I know you’re a big believer in using technology to build hopes and dreams…
Technology is hugely important for our business and personal life. Our company uses tech in everything from online information systems to multiple apps. There’s also some really exciting technology I can’t wait to use, like drones. With the use of a drone, I can be on a roof taking photographs and measurements without even having to leave my wheelchair. Technology makes up for deficiencies and helps us to be more productive. If you don’t learn and use new technology, you’re gonna be a slow turtle and everybody is gonna pass you by.
Speaking of the future, what are your goals?
I want to grow my business to $15 million. We have a long way to go, but that’s the goal.
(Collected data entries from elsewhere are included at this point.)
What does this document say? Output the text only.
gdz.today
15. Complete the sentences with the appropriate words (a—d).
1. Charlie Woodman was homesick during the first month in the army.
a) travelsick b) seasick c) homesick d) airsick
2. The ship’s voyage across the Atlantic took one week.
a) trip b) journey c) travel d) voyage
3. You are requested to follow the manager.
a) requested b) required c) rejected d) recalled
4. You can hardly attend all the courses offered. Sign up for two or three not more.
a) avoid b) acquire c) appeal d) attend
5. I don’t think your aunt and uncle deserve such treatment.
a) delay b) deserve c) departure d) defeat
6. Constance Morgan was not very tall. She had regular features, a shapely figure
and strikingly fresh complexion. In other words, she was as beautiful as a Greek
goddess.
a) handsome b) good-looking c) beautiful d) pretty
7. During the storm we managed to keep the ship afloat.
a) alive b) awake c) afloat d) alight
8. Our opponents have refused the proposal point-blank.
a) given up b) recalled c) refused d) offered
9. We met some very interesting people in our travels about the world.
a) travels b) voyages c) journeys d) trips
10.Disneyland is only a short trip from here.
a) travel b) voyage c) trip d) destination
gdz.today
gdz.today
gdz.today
And I would really like to hire at least 75 percent veterans within my company, to actually have quality training to help veterans establish a really professional career, not just work but an actual career. But, my son holds my heart. I want to give him the best life I can. That’s always my goal.
Thanks so much for sharing your incredible story! Are there any final messages you want to pass on?
The reason that I do interviews is to get other women to realize that owning your own business is possible. Everybody has challenges, and there are ways to overcome those challenges. Maybe I have more challenges than most, but everyone has a cross to carry. You rarely hear women say, “When I grow up I want to be an entrepreneur,” but why not? I think they need to start visualizing that they, too, can go into business for themselves. And yeah, I just hope that if one person hears my story and thinks, “if she can do it, I can do it,” then that’s the biggest reward for me right there.